Elizabeth's Tasty Enchilada Sauce

10 dried pasilla chiles
1 large chipotle pepper in adobo sauce, minced*
1 teaspoon adobo sauce
12 cloves garlic**
2 teaspoons ground coriander
6 teaspoons ground cumin
2 teaspoons dried oregano***
1/4 cup olive or vegetable oil
2 28-ounce cans tomato sauce****

*And seeded, if you're feeling cautious. Last night I left in all the seeds and the sauce had chipotle flavor but not a lot of heat.
**Yes, twelve. Be quiet.
***I am all in favor of using fresh herbs most of the time, but for a lot of Mexican sauces, I really believe that dried oregano is better. I do at least start with whole coriander and cumin seeds and grind those fresh.
****I've experimented with crushed tomatoes, with pureeing cans of whole tomatoes, and with the tomato sauce that comes with Italian herbs in it (well, that one was a shopping mistake). I'm a regular
Cook's Illustrated, don't you think? Anyhow, just use the plain old tomato sauce.

Stem the pasillas and shake out as many of the seeds as you can. Place in a large bowl and cover with 3-4 cups boiling water. Let soak for 10-15 minutes while you prepare the other spices.

Place the pasillas in a blender. Strain the soaking water into a measuring cup. Add about one cup of the soaking water to the blender, reserving the rest, and blend to a thick puree. Set aside.

Heat the oil over medium heat in a heavy pan. Add the garlic, coriander, cumin, oregano, chipotle, and adobo sauce, and saute 2-3 minutes. Don't burn the spices or your sauce will taste bitter.

Add the pasilla puree to the spices and stir until blended.

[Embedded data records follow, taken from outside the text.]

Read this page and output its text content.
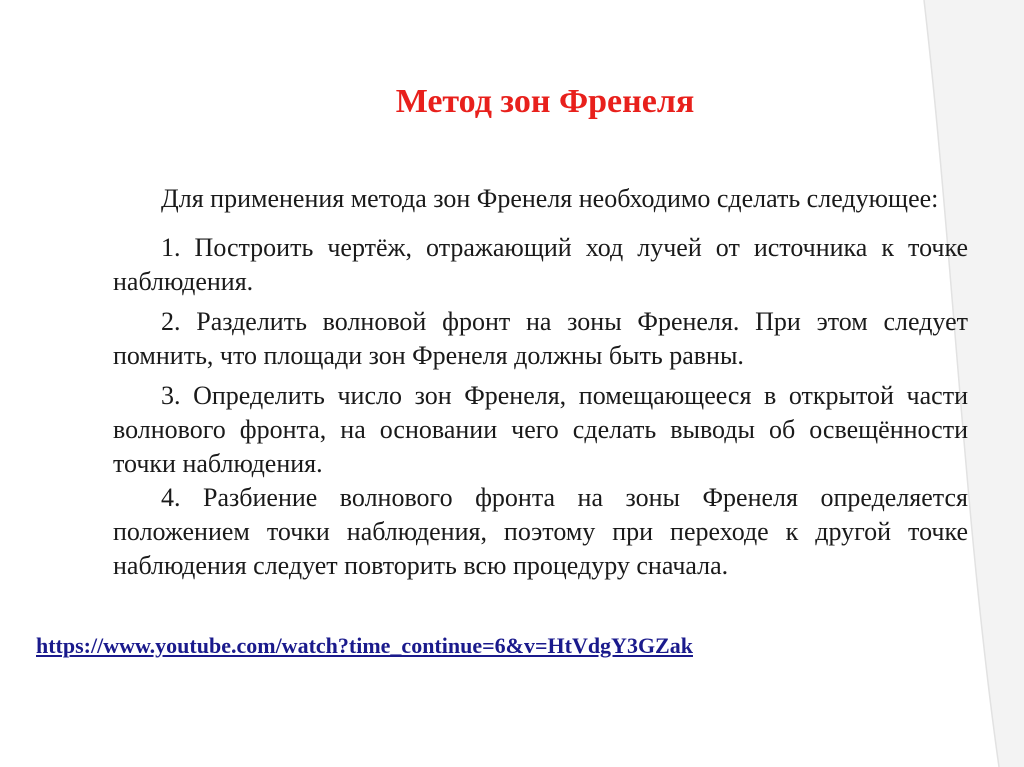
Метод зон Френеля

Для применения метода зон Френеля необходимо сделать следующее:

1. Построить чертёж, отражающий ход лучей от источника к точке наблюдения.

2. Разделить волновой фронт на зоны Френеля. При этом следует помнить, что площади зон Френеля должны быть равны.

3. Определить число зон Френеля, помещающееся в открытой части волнового фронта, на основании чего сделать выводы об освещённости точки наблюдения.

4. Разбиение волнового фронта на зоны Френеля определяется положением точки наблюдения, поэтому при переходе к другой точке наблюдения следует повторить всю процедуру сначала.

https://www.youtube.com/watch?time_continue=6&v=HtVdgY3GZak
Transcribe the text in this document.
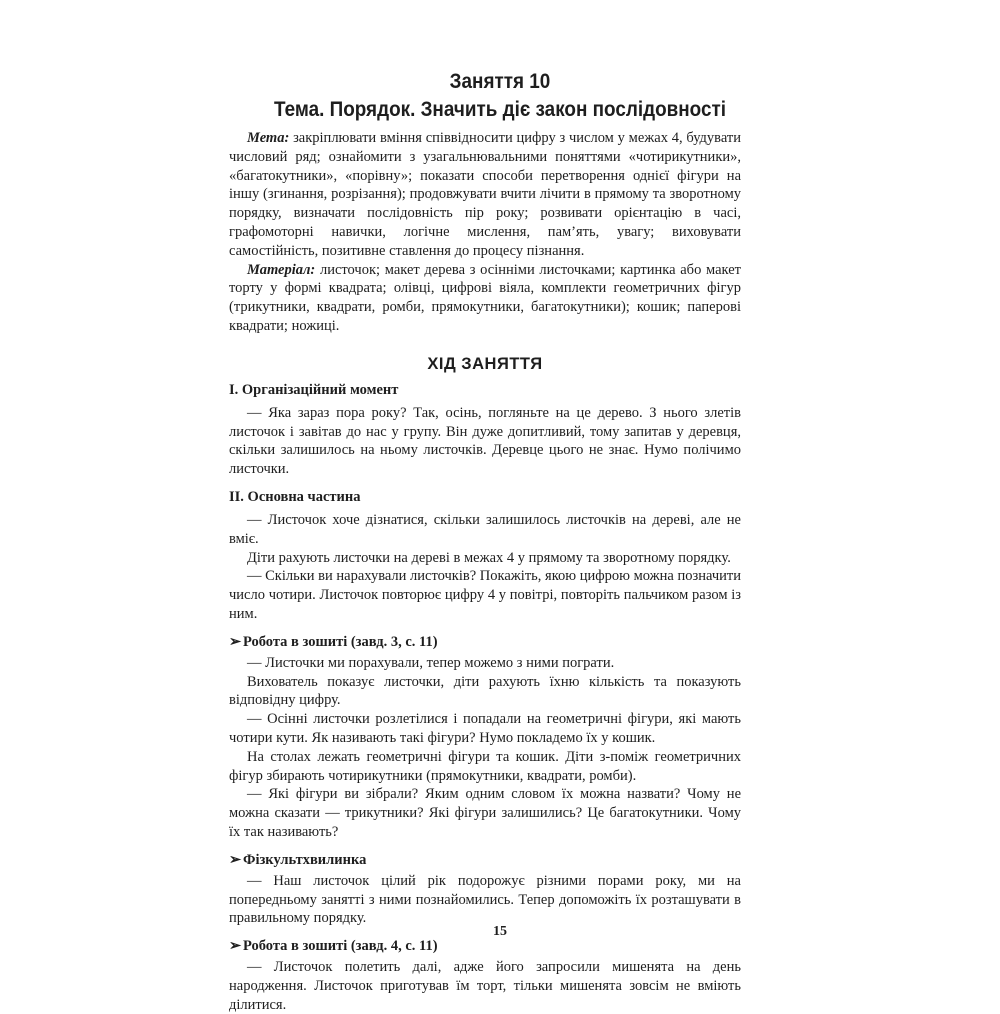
Заняття 10
Тема. Порядок. Значить діє закон послідовності

Мета: закріплювати вміння співвідносити цифру з числом у межах 4, будувати числовий ряд; ознайомити з узагальнювальними поняттями «чотирикутники», «багатокутники», «порівну»; показати способи перетворення однієї фігури на іншу (згинання, розрізання); продовжувати вчити лічити в прямому та зворотному порядку, визначати послідовність пір року; розвивати орієнтацію в часі, графомоторні навички, логічне мислення, пам’ять, увагу; виховувати самостійність, позитивне ставлення до процесу пізнання.

Матеріал: листочок; макет дерева з осінніми листочками; картинка або макет торту у формі квадрата; олівці, цифрові віяла, комплекти геометричних фігур (трикутники, квадрати, ромби, прямокутники, багатокутники); кошик; паперові квадрати; ножиці.

ХІД ЗАНЯТТЯ
І. Організаційний момент

— Яка зараз пора року? Так, осінь, погляньте на це дерево. З нього злетів листочок і завітав до нас у групу. Він дуже допитливий, тому запитав у деревця, скільки залишилось на ньому листочків. Деревце цього не знає. Нумо полічимо листочки.

ІІ. Основна частина

— Листочок хоче дізнатися, скільки залишилось листочків на дереві, але не вміє.

Діти рахують листочки на дереві в межах 4 у прямому та зворотному порядку.

— Скільки ви нарахували листочків? Покажіть, якою цифрою можна позначити число чотири. Листочок повторює цифру 4 у повітрі, повторіть пальчиком разом із ним.

➢ Робота в зошиті (завд. 3, с. 11)

— Листочки ми порахували, тепер можемо з ними пограти.

Вихователь показує листочки, діти рахують їхню кількість та показують відповідну цифру.

— Осінні листочки розлетілися і попадали на геометричні фігури, які мають чотири кути. Як називають такі фігури? Нумо покладемо їх у кошик.

На столах лежать геометричні фігури та кошик. Діти з-поміж геометричних фігур збирають чотирикутники (прямокутники, квадрати, ромби).

— Які фігури ви зібрали? Яким одним словом їх можна назвати? Чому не можна сказати — трикутники? Які фігури залишились? Це багатокутники. Чому їх так називають?

➢ Фізкультхвилинка

— Наш листочок цілий рік подорожує різними порами року, ми на попередньому занятті з ними познайомились. Тепер допоможіть їх розташувати в правильному порядку.

➢ Робота в зошиті (завд. 4, с. 11)

— Листочок полетить далі, адже його запросили мишенята на день народження. Листочок приготував їм торт, тільки мишенята зовсім не вміють ділитися.

15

Let cook for about 2 minutes.

Add the tomato sauce and the remaining pasilla soaking water. Bring to a simmer, cover, and let cook over low heat for 15 minutes. Let cool before assembling enchiladas.

This makes a lot of sauce. I made a 9x9 pan of enchiladas last night and had more than half the sauce left over. It freezes well. Or, you can make an extra pan of enchiladas and freeze them. I never think those taste as good when they're cooked, though, and once you have the sauce, the enchiladas are pretty easy to put together.

Sunday, June 18, 2006

And I still let him have some cookies

When one is baking chocolate chip cookies and can't find the cooling rack for when the cookies come out of the oven? One should not seek out her husband to pose the question, "Have you seen my rack?"

Unless, of course, she wants her husband to just start laughing instead of answering the damn question.